Wyganowski was charged with careless driving. But to the shock of Shi’s children, Crown attorney Raphael Leong informed them just before Mother’s Day that he was going to accept a deal: The careless driving charge would be dropped in return for her guilty plea to Section 139 (1) of the Highway Traffic Act — failure to yield from a private roadway, which carries a maximum $500 fine.
They were justifiably outraged. “We cried. We begged him: What kind of evidence do you need to go through with a trial?” Pan recalled. “But they want to close the case and we have no say.”

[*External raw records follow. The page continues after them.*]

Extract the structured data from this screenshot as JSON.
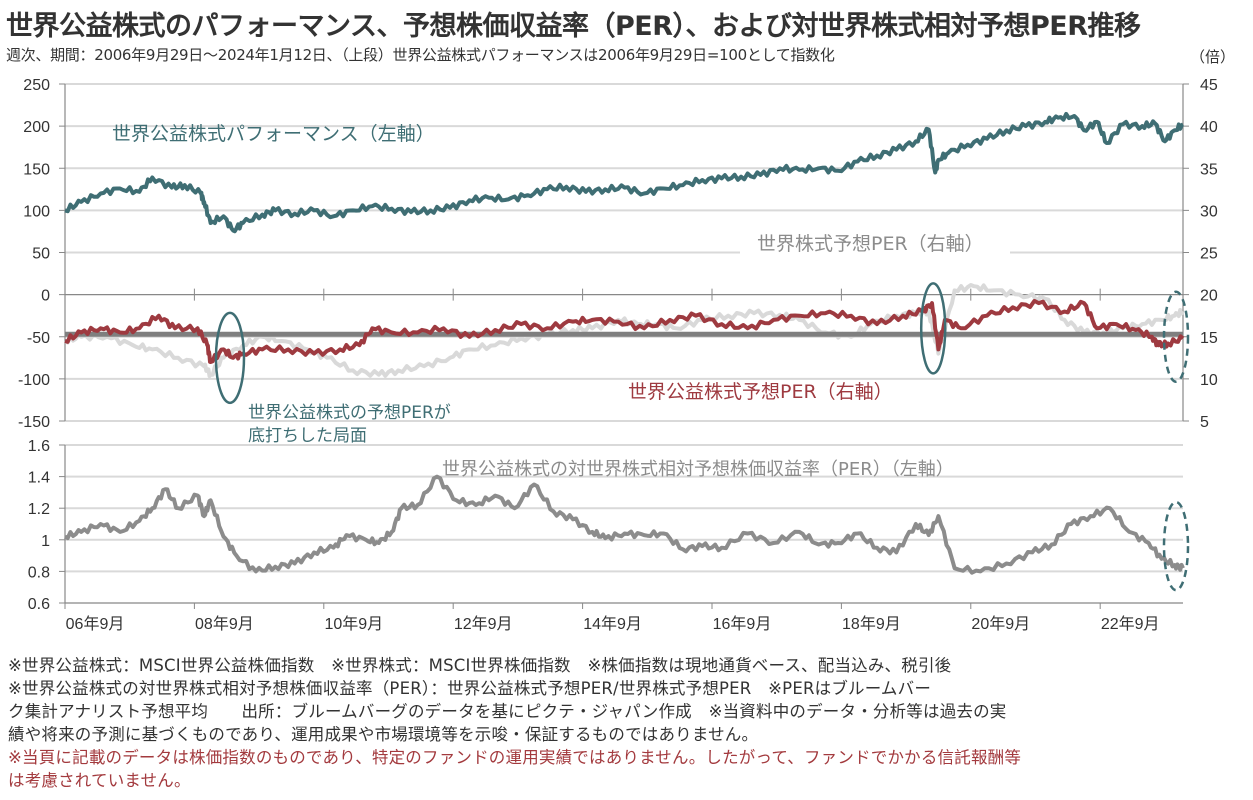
{
  "title": "世界公益株式のパフォーマンス、予想株価収益率（PER）、および対世界株式相対予想PER推移",
  "subtitle": "週次、期間：2006年9月29日～2024年1月12日、（上段）世界公益株式パフォーマンスは2006年9月29日=100として指数化",
  "right_axis_unit": "（倍）",
  "colors": {
    "performance": "#3f6e74",
    "utility_per": "#9e3a40",
    "world_per": "#d9d9d9",
    "relative_per": "#8c8c8c",
    "reference_line": "#7f7f7f",
    "ellipse": "#3f6e74",
    "grid": "#d9d9d9",
    "note_red": "#a33a3e"
  },
  "chart_data": [
    {
      "type": "line",
      "panel": "upper",
      "title": "",
      "left_axis": {
        "ylim": [
          -150,
          250
        ],
        "ticks": [
          "250",
          "200",
          "150",
          "100",
          "50",
          "0",
          "-50",
          "-100",
          "-150"
        ]
      },
      "right_axis": {
        "ylim": [
          5,
          45
        ],
        "ticks": [
          "45",
          "40",
          "35",
          "30",
          "25",
          "20",
          "15",
          "10",
          "5"
        ],
        "unit": "（倍）"
      },
      "x_range": [
        "2006-09",
        "2024-01"
      ],
      "series": [
        {
          "name": "世界公益株式パフォーマンス（左軸）",
          "axis": "left",
          "x": [
            2006.75,
            2007.0,
            2007.3,
            2007.6,
            2007.9,
            2008.1,
            2008.4,
            2008.6,
            2008.85,
            2008.9,
            2009.0,
            2009.2,
            2009.35,
            2009.5,
            2009.8,
            2010.0,
            2010.3,
            2010.6,
            2010.9,
            2011.2,
            2011.5,
            2011.8,
            2012.1,
            2012.4,
            2012.7,
            2013.0,
            2013.3,
            2013.6,
            2013.9,
            2014.2,
            2014.5,
            2014.8,
            2015.1,
            2015.4,
            2015.7,
            2016.0,
            2016.3,
            2016.6,
            2016.9,
            2017.2,
            2017.5,
            2017.8,
            2018.1,
            2018.4,
            2018.7,
            2019.0,
            2019.3,
            2019.6,
            2019.9,
            2020.1,
            2020.2,
            2020.25,
            2020.4,
            2020.7,
            2021.0,
            2021.3,
            2021.6,
            2021.9,
            2022.1,
            2022.35,
            2022.5,
            2022.7,
            2022.85,
            2023.1,
            2023.4,
            2023.6,
            2023.75,
            2023.9,
            2024.03
          ],
          "values": [
            100,
            110,
            120,
            126,
            122,
            139,
            127,
            130,
            120,
            110,
            85,
            93,
            76,
            85,
            95,
            100,
            96,
            100,
            93,
            100,
            105,
            102,
            98,
            100,
            103,
            112,
            115,
            113,
            118,
            125,
            128,
            122,
            125,
            127,
            120,
            126,
            130,
            136,
            138,
            140,
            142,
            150,
            148,
            150,
            147,
            158,
            165,
            172,
            182,
            196,
            145,
            160,
            168,
            178,
            185,
            195,
            200,
            205,
            210,
            212,
            195,
            205,
            180,
            202,
            200,
            203,
            182,
            195,
            202
          ]
        },
        {
          "name": "世界株式予想PER（右軸）",
          "axis": "right",
          "x": [
            2006.75,
            2007.0,
            2007.4,
            2007.8,
            2008.1,
            2008.5,
            2008.9,
            2009.0,
            2009.2,
            2009.5,
            2009.8,
            2010.1,
            2010.5,
            2010.8,
            2011.2,
            2011.6,
            2011.9,
            2012.3,
            2012.7,
            2013.0,
            2013.4,
            2013.8,
            2014.2,
            2014.6,
            2014.9,
            2015.3,
            2015.6,
            2015.9,
            2016.2,
            2016.6,
            2017.0,
            2017.4,
            2017.8,
            2018.1,
            2018.5,
            2018.9,
            2019.2,
            2019.6,
            2019.9,
            2020.1,
            2020.25,
            2020.5,
            2020.8,
            2021.1,
            2021.5,
            2021.9,
            2022.2,
            2022.5,
            2022.8,
            2023.1,
            2023.4,
            2023.7,
            2023.9,
            2024.03
          ],
          "values": [
            14.5,
            15.0,
            15.0,
            14.0,
            13.5,
            12.5,
            11.5,
            10.5,
            12.5,
            14.0,
            15.0,
            14.5,
            13.5,
            12.5,
            11.0,
            10.5,
            11.0,
            11.5,
            12.5,
            13.5,
            14.0,
            14.8,
            15.2,
            15.8,
            16.0,
            17.0,
            16.5,
            16.5,
            16.0,
            17.0,
            17.5,
            17.8,
            17.6,
            17.0,
            15.5,
            15.0,
            16.5,
            17.5,
            17.8,
            18.0,
            13.0,
            20.5,
            21.0,
            20.5,
            20.0,
            19.5,
            17.0,
            15.5,
            15.5,
            16.0,
            16.5,
            17.0,
            17.5,
            18.0
          ]
        },
        {
          "name": "世界公益株式予想PER（右軸）",
          "axis": "right",
          "x": [
            2006.75,
            2007.0,
            2007.3,
            2007.6,
            2007.9,
            2008.2,
            2008.45,
            2008.8,
            2008.95,
            2009.0,
            2009.2,
            2009.35,
            2009.5,
            2009.8,
            2010.2,
            2010.6,
            2011.0,
            2011.3,
            2011.5,
            2011.8,
            2012.2,
            2012.6,
            2013.0,
            2013.4,
            2013.8,
            2014.2,
            2014.6,
            2014.9,
            2015.3,
            2015.7,
            2016.1,
            2016.5,
            2016.9,
            2017.3,
            2017.7,
            2018.1,
            2018.5,
            2018.9,
            2019.3,
            2019.7,
            2020.0,
            2020.15,
            2020.25,
            2020.35,
            2020.6,
            2021.0,
            2021.4,
            2021.8,
            2022.2,
            2022.5,
            2022.7,
            2023.0,
            2023.3,
            2023.55,
            2023.65,
            2023.8,
            2024.03
          ],
          "values": [
            14.5,
            15.5,
            16.0,
            15.5,
            16.0,
            17.5,
            16.0,
            16.0,
            14.0,
            12.0,
            13.5,
            12.5,
            13.0,
            13.5,
            13.5,
            13.0,
            13.5,
            14.0,
            16.0,
            15.5,
            15.5,
            16.0,
            15.0,
            15.8,
            16.5,
            16.0,
            16.8,
            17.0,
            16.8,
            16.0,
            17.0,
            17.5,
            16.5,
            16.0,
            17.0,
            17.5,
            17.8,
            17.5,
            16.5,
            17.5,
            18.0,
            19.0,
            13.5,
            17.0,
            16.0,
            17.5,
            18.5,
            19.0,
            18.0,
            19.0,
            16.0,
            16.5,
            15.8,
            15.0,
            14.0,
            14.2,
            14.8
          ]
        },
        {
          "name": "reference-line",
          "axis": "right",
          "x": [
            2006.75,
            2024.03
          ],
          "values": [
            15.3,
            15.3
          ]
        }
      ],
      "annotations": [
        {
          "text": "世界公益株式パフォーマンス（左軸）",
          "color": "#3f6e74"
        },
        {
          "text": "世界株式予想PER（右軸）",
          "color": "#8c8c8c"
        },
        {
          "text": "世界公益株式予想PER（右軸）",
          "color": "#9e3a40"
        },
        {
          "text": "世界公益株式の予想PERが",
          "color": "#3f6e74"
        },
        {
          "text": "底打ちした局面",
          "color": "#3f6e74"
        }
      ],
      "highlights": [
        {
          "shape": "ellipse",
          "style": "solid",
          "x_center": 2009.3,
          "y_center_right_axis": 12.5
        },
        {
          "shape": "ellipse",
          "style": "solid",
          "x_center": 2020.2,
          "y_center_right_axis": 16.0
        },
        {
          "shape": "ellipse",
          "style": "dashed",
          "x_center": 2023.95,
          "y_center_right_axis": 15.0
        }
      ],
      "grid": true
    },
    {
      "type": "line",
      "panel": "lower",
      "left_axis": {
        "ylim": [
          0.6,
          1.6
        ],
        "ticks": [
          "1.6",
          "1.4",
          "1.2",
          "1",
          "0.8",
          "0.6"
        ]
      },
      "x_tick_labels": [
        "06年9月",
        "08年9月",
        "10年9月",
        "12年9月",
        "14年9月",
        "16年9月",
        "18年9月",
        "20年9月",
        "22年9月"
      ],
      "series": [
        {
          "name": "世界公益株式の対世界株式相対予想株価収益率（PER）（左軸）",
          "axis": "left",
          "x": [
            2006.75,
            2007.0,
            2007.3,
            2007.6,
            2007.9,
            2008.1,
            2008.3,
            2008.5,
            2008.8,
            2008.9,
            2009.0,
            2009.2,
            2009.4,
            2009.7,
            2010.0,
            2010.3,
            2010.6,
            2010.9,
            2011.1,
            2011.4,
            2011.6,
            2011.8,
            2011.95,
            2012.2,
            2012.5,
            2012.8,
            2013.1,
            2013.4,
            2013.7,
            2014.0,
            2014.3,
            2014.6,
            2014.9,
            2015.1,
            2015.4,
            2015.7,
            2016.0,
            2016.3,
            2016.6,
            2016.9,
            2017.3,
            2017.7,
            2018.1,
            2018.4,
            2018.7,
            2019.0,
            2019.3,
            2019.6,
            2019.9,
            2020.1,
            2020.25,
            2020.5,
            2020.9,
            2021.3,
            2021.7,
            2022.0,
            2022.3,
            2022.6,
            2022.9,
            2023.2,
            2023.5,
            2023.7,
            2023.9,
            2024.03
          ],
          "values": [
            1.02,
            1.05,
            1.1,
            1.05,
            1.12,
            1.2,
            1.32,
            1.2,
            1.28,
            1.15,
            1.25,
            1.02,
            0.9,
            0.8,
            0.83,
            0.85,
            0.92,
            0.95,
            1.03,
            1.0,
            0.98,
            1.05,
            1.2,
            1.22,
            1.4,
            1.25,
            1.22,
            1.28,
            1.2,
            1.35,
            1.18,
            1.13,
            1.05,
            1.01,
            1.04,
            1.03,
            1.04,
            0.94,
            0.96,
            0.95,
            1.04,
            0.98,
            1.05,
            0.97,
            0.98,
            1.04,
            0.95,
            0.92,
            1.1,
            1.03,
            1.15,
            0.82,
            0.8,
            0.85,
            0.92,
            0.97,
            1.1,
            1.15,
            1.2,
            1.05,
            0.98,
            0.88,
            0.84,
            0.82
          ]
        }
      ],
      "annotations": [
        {
          "text": "世界公益株式の対世界株式相対予想株価収益率（PER）（左軸）",
          "color": "#8c8c8c"
        }
      ],
      "highlights": [
        {
          "shape": "ellipse",
          "style": "dashed",
          "x_center": 2023.95,
          "y_center": 0.96
        }
      ],
      "grid": true
    }
  ],
  "notes": [
    {
      "text": "※世界公益株式：MSCI世界公益株価指数　※世界株式：MSCI世界株価指数　※株価指数は現地通貨ベース、配当込み、税引後",
      "color": "default"
    },
    {
      "text": "※世界公益株式の対世界株式相対予想株価収益率（PER）：世界公益株式予想PER/世界株式予想PER　※PERはブルームバー",
      "color": "default"
    },
    {
      "text": "ク集計アナリスト予想平均　　出所：ブルームバーグのデータを基にピクテ・ジャパン作成　※当資料中のデータ・分析等は過去の実",
      "color": "default"
    },
    {
      "text": "績や将来の予測に基づくものであり、運用成果や市場環境等を示唆・保証するものではありません。",
      "color": "default"
    },
    {
      "text": "※当頁に記載のデータは株価指数のものであり、特定のファンドの運用実績ではありません。したがって、ファンドでかかる信託報酬等",
      "color": "red"
    },
    {
      "text": "は考慮されていません。",
      "color": "red"
    }
  ]
}
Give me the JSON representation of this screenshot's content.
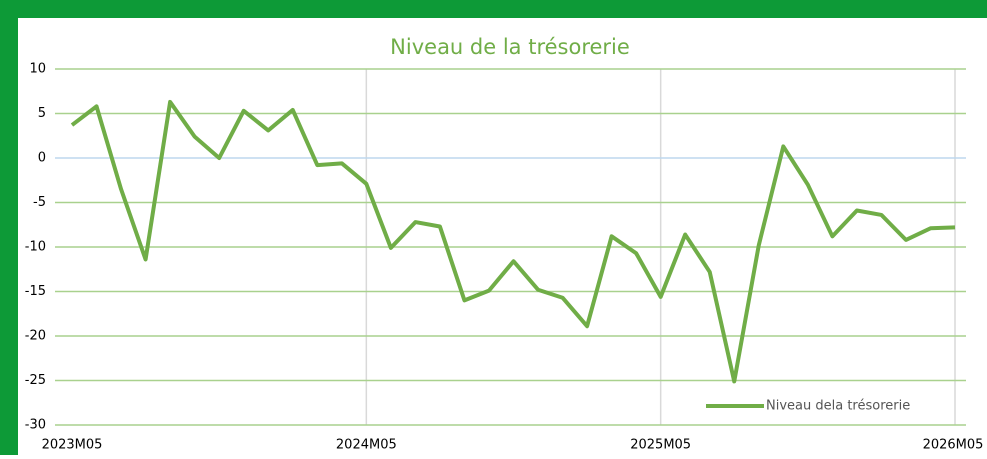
{
  "chart_data": {
    "type": "line",
    "title": "Niveau de la trésorerie",
    "categories": [
      "2023M05",
      null,
      null,
      null,
      null,
      null,
      null,
      null,
      null,
      null,
      null,
      null,
      "2024M05",
      null,
      null,
      null,
      null,
      null,
      null,
      null,
      null,
      null,
      null,
      null,
      "2025M05",
      null,
      null,
      null,
      null,
      null,
      null,
      null,
      null,
      null,
      null,
      null,
      "2026M05"
    ],
    "series": [
      {
        "name": "Niveau dela trésorerie",
        "color": "#70ad47",
        "values": [
          3.7,
          5.8,
          -3.5,
          -11.4,
          6.3,
          2.4,
          0,
          5.3,
          3.1,
          5.4,
          -0.8,
          -0.6,
          -2.9,
          -10.1,
          -7.2,
          -7.7,
          -16,
          -14.9,
          -11.6,
          -14.8,
          -15.7,
          -18.9,
          -8.8,
          -10.7,
          -15.6,
          -8.6,
          -12.8,
          -25.1,
          -9.8,
          1.3,
          -3,
          -8.8,
          -5.9,
          -6.4,
          -9.2,
          -7.9,
          -7.8
        ]
      }
    ],
    "ylim": [
      -30,
      10
    ],
    "yticks": [
      -30,
      -25,
      -20,
      -15,
      -10,
      -5,
      0,
      5,
      10
    ],
    "grid": true,
    "legend": "lower right"
  }
}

They spent the last few months trying to change his mind. But Leong told them he represents the Crown — not the victims — and they can hire a civil lawyer and sue.
“That’s not what we want,” said the exasperated Pan, a data architect for the education ministry. “My mom got killed. She needs a fair judgment. For the prosecutor, he needs to prevent this from happening again. Every year, so many pedestrians get killed. A $400 fine won’t do anything to change that.”
But this is assembly line justice, where expediency and saving court time and money is the order of the day. Pan stumbled out of the Old City Hall courthouse, devastated by how little the justice system cared about his innocent mother.
“Human life has virtually no value,” said Pan. “To us, it’s like he killed our mother a second time and it’s even worse because it’s on purpose.”
Family devastated after driver fined $400 for killing grandmother | Toronto & GTA | News | Toronto Sun
That has to be one of the most ignorant statements ever expressed by a judge that I've heard. It's disgusting.But he was shaking with anger as justice of the peace Alfred Johnston not only accepted the plea deal, but had the nerve to chastise him for saying the driver had “killed” his mom. And then he went further. “The defendant,” Johnston opined, “has suffered just as much as the family.”